Six months ago, Bob Brown launched a legal challenge many said would rival his storied campaign to save the Franklin River.

If successful, the case would have invalidated Tasmania’s regional forestry agreement, which, like other such agreements around the country, is exempted from Australia’s key environmental law – the Environment Protection and Biodiversity Conservation (EPBC) Act.

This week, the Federal Court ruled against Brown and his foundation. Tasmania’s agreement will hold.

A flippant response was offered by the Morrison government – not from the Environment minister but instead from Tasmanian senator Jonno Duniam, federal assistant minister for Forestry.

The judgement, Duniam said, was “a victory for every hard-working man and woman in forestry across the nation”.

In Tasmania, as Brown has pointed out, that would account for about 1 per cent of the state’s population.

But the logic – economic and environmental – of propping up the forestry industry has long been in collapse. What remains now is dogmatic adherence to the belief that any reform of the industry would be akin to surrendering to the fringes of the green left.

As such, it is unlikely the government will enact a key recommendation of the recently released Samuel report, which called for the abolishment of the exemption from the EPBC Act granted to regional forestry agreements, including the agreement Brown is trying to overturn.

The government has held off accepting any of the 38 recommendations made by businessman Graeme Samuel. Instead, it has tried to ignore the existence of his report entirely.

The report was quietly dropped last Friday, three months after being handed to the government. Despite this being a once-in-a-decade review into Australia’s key environmental law, Sussan Ley did not hold a media conference.

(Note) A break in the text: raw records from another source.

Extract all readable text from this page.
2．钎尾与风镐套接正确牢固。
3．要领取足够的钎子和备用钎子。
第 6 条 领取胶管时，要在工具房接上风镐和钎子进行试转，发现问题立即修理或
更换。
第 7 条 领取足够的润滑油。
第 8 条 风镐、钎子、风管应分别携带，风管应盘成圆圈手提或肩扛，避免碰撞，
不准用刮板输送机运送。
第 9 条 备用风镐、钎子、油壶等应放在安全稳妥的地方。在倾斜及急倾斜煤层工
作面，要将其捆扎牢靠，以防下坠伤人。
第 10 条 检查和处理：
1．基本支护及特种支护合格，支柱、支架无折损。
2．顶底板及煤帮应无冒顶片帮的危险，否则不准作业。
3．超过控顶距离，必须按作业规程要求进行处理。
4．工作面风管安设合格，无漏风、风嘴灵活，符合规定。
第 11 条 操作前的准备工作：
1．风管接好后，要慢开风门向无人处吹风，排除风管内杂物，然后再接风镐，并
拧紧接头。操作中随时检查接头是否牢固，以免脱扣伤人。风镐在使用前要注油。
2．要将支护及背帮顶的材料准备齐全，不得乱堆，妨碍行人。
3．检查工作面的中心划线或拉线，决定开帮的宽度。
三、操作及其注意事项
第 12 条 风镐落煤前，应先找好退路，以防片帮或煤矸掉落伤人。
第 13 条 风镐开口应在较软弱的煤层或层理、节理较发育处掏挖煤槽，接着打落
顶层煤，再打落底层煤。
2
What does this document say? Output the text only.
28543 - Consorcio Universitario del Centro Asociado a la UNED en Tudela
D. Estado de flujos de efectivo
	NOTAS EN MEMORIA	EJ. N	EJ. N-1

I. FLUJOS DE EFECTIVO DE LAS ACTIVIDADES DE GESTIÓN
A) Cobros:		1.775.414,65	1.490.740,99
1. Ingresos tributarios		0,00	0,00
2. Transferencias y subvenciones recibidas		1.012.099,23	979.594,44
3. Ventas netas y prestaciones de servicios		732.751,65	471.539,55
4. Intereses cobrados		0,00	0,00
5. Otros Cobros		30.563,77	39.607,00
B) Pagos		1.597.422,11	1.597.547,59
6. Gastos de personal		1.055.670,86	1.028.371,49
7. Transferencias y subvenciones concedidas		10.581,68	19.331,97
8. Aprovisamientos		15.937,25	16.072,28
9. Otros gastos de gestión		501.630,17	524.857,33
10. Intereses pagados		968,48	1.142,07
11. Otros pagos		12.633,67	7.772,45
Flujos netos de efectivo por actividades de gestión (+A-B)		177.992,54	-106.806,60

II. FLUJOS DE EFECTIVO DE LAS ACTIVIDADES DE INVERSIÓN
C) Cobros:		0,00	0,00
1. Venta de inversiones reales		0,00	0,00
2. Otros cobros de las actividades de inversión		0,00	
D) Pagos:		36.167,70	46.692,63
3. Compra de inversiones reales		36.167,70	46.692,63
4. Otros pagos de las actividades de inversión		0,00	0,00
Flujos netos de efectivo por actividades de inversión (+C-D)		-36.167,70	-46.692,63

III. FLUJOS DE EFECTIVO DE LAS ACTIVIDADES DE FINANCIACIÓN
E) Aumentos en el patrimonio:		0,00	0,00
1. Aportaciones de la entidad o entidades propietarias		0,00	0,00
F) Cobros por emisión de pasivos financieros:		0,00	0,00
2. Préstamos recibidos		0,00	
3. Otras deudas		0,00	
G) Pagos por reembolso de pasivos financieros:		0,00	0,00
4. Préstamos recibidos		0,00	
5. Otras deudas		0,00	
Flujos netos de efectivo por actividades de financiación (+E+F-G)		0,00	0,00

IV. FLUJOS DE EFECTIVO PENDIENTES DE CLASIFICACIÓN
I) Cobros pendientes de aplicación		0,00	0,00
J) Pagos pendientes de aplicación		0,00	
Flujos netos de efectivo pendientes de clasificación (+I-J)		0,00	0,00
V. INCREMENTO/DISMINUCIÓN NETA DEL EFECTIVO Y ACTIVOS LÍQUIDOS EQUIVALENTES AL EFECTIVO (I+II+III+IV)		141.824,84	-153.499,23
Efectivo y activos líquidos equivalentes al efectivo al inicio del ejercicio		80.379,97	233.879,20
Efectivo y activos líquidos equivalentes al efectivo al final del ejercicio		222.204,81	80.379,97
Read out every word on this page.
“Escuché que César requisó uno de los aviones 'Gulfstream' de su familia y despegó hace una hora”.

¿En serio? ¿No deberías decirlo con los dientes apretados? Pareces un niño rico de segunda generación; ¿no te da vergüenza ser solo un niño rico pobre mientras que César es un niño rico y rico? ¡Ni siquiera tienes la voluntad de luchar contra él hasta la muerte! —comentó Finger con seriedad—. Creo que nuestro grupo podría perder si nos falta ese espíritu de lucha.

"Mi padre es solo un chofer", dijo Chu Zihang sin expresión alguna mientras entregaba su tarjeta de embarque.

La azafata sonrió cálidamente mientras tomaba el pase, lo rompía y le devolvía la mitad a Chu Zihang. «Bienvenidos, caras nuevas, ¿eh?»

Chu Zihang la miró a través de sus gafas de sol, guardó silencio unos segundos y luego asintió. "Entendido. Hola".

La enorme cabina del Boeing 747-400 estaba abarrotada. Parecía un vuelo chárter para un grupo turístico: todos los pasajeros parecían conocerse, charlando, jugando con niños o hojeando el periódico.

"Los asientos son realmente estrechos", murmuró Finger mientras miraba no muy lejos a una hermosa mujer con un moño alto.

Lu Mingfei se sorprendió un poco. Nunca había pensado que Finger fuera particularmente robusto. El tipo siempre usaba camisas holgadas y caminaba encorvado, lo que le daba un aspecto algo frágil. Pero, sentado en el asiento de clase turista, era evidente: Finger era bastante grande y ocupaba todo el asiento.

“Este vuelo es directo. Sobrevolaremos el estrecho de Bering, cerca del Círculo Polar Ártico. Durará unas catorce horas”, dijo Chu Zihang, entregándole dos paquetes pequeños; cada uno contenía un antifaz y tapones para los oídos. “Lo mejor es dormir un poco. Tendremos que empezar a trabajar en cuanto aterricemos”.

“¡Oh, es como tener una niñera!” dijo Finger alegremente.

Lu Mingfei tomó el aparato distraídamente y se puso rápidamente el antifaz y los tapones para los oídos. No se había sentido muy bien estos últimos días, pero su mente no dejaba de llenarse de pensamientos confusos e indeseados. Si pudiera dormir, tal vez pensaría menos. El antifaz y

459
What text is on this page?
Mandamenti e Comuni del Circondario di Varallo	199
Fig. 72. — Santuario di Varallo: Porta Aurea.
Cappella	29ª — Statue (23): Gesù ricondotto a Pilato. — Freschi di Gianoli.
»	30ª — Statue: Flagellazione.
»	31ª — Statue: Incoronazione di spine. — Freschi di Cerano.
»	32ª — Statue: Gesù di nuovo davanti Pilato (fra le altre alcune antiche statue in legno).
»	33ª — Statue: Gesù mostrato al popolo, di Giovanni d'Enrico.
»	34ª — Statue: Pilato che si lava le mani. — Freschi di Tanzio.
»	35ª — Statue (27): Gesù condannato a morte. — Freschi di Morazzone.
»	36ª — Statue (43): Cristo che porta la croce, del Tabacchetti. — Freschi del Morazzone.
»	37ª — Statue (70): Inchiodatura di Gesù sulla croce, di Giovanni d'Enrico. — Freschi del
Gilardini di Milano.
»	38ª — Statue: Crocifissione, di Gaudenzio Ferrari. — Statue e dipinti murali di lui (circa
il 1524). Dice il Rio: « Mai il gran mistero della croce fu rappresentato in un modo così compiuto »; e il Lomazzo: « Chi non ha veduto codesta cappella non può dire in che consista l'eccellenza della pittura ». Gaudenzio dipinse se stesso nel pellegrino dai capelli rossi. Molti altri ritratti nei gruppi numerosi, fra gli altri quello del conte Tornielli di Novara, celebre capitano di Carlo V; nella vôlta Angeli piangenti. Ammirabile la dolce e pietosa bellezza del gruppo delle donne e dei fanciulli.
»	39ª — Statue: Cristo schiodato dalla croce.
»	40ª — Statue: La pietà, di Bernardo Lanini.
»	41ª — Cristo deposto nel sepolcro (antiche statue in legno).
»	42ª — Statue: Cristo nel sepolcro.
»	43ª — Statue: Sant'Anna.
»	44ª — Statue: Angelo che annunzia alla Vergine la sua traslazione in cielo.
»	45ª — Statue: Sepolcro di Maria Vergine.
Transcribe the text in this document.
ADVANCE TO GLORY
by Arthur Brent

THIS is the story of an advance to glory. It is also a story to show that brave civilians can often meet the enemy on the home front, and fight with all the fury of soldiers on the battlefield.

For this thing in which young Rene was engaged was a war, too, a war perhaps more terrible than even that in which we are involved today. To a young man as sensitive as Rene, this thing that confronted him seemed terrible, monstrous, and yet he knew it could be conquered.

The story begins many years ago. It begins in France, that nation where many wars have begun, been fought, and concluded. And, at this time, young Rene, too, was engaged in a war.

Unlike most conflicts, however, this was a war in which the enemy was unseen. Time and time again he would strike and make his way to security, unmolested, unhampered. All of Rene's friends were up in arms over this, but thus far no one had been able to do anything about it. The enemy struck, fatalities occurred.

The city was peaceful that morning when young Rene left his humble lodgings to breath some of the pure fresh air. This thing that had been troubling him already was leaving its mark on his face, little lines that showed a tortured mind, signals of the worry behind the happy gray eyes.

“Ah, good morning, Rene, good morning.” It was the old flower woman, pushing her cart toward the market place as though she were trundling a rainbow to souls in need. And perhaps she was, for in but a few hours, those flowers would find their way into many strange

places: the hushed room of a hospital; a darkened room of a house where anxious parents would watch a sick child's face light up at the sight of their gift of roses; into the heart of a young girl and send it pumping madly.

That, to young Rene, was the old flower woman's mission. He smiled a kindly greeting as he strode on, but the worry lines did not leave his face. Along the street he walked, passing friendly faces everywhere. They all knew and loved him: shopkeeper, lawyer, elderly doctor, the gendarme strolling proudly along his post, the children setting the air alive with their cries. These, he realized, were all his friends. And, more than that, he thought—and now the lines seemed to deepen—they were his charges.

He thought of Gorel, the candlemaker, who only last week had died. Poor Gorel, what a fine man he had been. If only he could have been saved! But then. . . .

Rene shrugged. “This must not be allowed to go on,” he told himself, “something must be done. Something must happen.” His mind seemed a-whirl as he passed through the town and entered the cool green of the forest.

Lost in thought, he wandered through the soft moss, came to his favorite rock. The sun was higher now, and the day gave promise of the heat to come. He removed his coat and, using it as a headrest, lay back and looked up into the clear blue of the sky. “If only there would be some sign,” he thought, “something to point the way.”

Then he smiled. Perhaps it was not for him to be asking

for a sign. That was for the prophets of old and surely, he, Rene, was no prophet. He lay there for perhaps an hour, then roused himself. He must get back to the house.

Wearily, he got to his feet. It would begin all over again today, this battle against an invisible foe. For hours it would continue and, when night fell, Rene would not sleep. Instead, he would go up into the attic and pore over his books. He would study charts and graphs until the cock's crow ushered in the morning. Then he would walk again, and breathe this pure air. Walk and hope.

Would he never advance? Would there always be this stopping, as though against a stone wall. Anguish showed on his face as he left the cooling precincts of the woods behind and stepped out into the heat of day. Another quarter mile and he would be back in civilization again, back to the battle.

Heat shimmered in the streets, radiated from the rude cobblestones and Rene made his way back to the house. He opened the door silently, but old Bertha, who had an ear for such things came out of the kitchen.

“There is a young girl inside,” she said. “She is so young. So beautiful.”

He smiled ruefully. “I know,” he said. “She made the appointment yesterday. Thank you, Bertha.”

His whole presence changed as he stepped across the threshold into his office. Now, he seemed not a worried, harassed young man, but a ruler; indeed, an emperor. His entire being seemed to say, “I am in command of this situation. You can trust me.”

As yet, the only aspect of the review the Environment minister has committed to pushing forward into law is a handing over of responsibility for environmental approvals from the federal government to the states.

Samuel has explicitly warned that if the states aren’t legally bound to a common framework, this shift “would result in a patchwork of protections or rules set at the lowest bar”. Yet none is forthcoming.

Once again, any compromise on environmental issues is seen by this government as conceding defeat to the greenies.

But the reality is that Australia’s environment is suffering. Climate change, land clearing, pollution and overdevelopment have wrought carnage.

In December 2019, a group of researchers from Charles Darwin University and the Australian National University found that 100 Australian endemic species have become extinct since colonisation in 1788. Many others are teetering on the brink.

Our government can no longer pretend those calling for the protection of the swift parrot or the Leadbeater’s possum simply want to stand in the way of economic progress.

This binary divide no longer holds. Without an environment, there is no economy.

That is why the prime minister shouldn’t be lauded for standing up in his Press Club address and saying, “Our goal is to reach net zero emissions as soon as possible, and preferably by 2050.”

This isn’t a compromise – it is a stalling tactic. As is the protection of the forestry sector, an industry that has long since become unviable, environmentally and economically.

Bob Brown says he will keep fighting for the forests. In the courts and, if that fails, on the ground. “Legal action is only one action in our quiver.”